Use cURL from your Pwnbox (not the target machine) to obtain the source code of the “ https://www.inlanefreight.com ” website and filter all unique paths of that domain. Submit the number of these paths as the answer.

the right command it’s this
curl https://www.inlanefreight.com > htb.txt && cat htb.txt | tr " " “\n” | cut -d"‘" -f2 | cut -d’"’ -f2 | grep “ www.inlanefreight.com ” | sort -u | wc -l 2>/dev/null

first do a curl and redirect the output to htb.txt and(&&) use a cat to htb.txt and the rest is filter

if you don’t know what it’s a path in a domain:
For example, in the url https://cloudflare.com/learning/,cloudflare.com is the domain name, while https is the protocol and /learning/ is the path to a specific page on the website

function guesser(){
document.getElementById(“answer430”).value = x
document.getElementById(“btnAnswer430”).click()

setInterval(guesser,1000)

This shorter version worked for me:

curl https://www.inlanefreight.com | tr " " “\n” | cut -d"‘" -f2 | cut -d’"’ -f2 | grep www.inlanefreight.com | sort -u | wc -l

Thank you for the hint anyway. I was overwhelmed at first, but now it’s totally comprehensible.

If you are used to using regex, then you don’t need to use so many commands - grep can handle all the filtering for you:

curl https://www.inlanefreight.com/ | grep -Po "https://www.inlanefreight.com/[^'\"]*" | sort -u | wc -l

Could you clarify what you did on that grep filter? I am new to this, I would like to understand what [^'"]* this does.
Thanks!

Sure - but bear in mind that it’s not been covered in the material, I was just saying if you already know regex then you can use that instead.

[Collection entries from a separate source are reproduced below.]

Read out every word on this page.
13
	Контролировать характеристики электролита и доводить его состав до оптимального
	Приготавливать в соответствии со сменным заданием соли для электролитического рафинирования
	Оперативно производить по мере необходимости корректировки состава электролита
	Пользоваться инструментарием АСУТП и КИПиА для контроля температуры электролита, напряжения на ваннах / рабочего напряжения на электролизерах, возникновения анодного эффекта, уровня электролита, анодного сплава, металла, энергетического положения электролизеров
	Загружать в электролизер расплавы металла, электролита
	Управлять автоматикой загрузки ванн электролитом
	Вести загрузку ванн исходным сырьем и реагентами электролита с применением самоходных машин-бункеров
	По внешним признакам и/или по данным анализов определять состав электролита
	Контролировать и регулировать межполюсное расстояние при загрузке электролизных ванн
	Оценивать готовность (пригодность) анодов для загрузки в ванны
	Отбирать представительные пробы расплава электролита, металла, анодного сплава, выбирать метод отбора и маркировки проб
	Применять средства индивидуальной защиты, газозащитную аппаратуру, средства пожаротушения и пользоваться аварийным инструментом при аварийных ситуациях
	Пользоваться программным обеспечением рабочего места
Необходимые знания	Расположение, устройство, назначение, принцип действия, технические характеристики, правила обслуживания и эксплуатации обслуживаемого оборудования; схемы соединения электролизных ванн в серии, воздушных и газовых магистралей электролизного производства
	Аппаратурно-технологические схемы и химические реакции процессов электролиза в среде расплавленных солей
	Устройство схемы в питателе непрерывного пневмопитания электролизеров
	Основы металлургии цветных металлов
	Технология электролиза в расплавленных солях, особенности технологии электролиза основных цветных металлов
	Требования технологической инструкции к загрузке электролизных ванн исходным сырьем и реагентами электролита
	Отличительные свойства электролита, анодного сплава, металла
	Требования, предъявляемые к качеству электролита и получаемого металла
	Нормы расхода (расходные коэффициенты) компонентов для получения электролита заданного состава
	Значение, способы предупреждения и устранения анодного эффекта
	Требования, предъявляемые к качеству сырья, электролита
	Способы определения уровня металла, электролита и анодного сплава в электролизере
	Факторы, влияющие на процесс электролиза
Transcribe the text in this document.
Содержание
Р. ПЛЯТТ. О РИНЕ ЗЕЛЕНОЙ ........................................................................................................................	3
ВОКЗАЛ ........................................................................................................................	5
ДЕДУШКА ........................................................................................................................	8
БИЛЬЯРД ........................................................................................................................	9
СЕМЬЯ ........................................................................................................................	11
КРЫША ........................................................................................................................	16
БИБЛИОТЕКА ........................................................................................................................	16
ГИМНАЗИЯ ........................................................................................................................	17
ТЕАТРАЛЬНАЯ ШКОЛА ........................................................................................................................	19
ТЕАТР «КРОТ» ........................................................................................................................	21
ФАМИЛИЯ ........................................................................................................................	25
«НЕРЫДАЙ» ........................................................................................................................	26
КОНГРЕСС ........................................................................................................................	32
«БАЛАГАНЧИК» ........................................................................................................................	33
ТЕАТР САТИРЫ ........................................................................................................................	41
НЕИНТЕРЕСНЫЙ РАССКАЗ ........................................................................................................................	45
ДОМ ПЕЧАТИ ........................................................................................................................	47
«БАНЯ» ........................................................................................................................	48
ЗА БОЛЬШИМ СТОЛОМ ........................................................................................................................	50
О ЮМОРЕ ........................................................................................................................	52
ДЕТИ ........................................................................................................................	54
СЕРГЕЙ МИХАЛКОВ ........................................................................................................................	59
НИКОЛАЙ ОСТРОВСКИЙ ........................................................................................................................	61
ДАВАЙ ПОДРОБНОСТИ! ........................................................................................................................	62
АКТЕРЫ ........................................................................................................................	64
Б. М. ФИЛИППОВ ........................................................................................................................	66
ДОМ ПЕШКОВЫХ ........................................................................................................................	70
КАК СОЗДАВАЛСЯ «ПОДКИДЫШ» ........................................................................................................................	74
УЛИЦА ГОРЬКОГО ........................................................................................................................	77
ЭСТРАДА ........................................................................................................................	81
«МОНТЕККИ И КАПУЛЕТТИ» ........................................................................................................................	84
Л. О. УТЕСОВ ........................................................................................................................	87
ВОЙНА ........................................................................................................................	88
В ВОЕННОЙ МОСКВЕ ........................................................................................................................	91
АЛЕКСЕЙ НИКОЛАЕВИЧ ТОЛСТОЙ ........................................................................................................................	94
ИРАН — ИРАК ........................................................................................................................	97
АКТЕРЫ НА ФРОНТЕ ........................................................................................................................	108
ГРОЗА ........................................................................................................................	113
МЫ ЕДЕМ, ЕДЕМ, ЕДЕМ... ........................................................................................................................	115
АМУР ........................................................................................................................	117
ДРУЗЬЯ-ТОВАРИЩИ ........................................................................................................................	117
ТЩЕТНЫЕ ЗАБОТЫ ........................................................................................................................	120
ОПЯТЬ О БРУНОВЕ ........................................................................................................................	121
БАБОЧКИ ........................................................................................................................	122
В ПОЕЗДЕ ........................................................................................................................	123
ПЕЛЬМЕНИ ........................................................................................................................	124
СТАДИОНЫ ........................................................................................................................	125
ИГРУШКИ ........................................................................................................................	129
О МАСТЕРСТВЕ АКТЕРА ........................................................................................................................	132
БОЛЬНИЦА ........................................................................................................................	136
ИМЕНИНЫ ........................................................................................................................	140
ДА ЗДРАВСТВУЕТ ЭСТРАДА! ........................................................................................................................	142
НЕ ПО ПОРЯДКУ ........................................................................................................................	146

[^'"]* means any character ([ ] lists characters) that isn’t (^ = isn’t) a ’ or a " . The * at the end means match if there are 0 or more of them.

So basically what that expression is doing is searching for https://www.inlanefreight.com/ including all characters after until it reaches a ’ or a " (which would be the closing of the anchor link)

We need to check for both ’ and ", as some of the links are written:
<a href='https://www.inlanefreight.com/'> and others are written <a href="https://www.inlanefreight.com/">

It should be more like grep -Po "https?://www.inlanefreight.com[^\"'?#]*" shouldn’t it ?
The url path ends at the first ? (query parameters) and # (fragment). Thus the correct answer should be one less.
( https://www.inlanefreight.com/index.php/wp-json/oembed/1.0/embed is present in the result with different query parameters)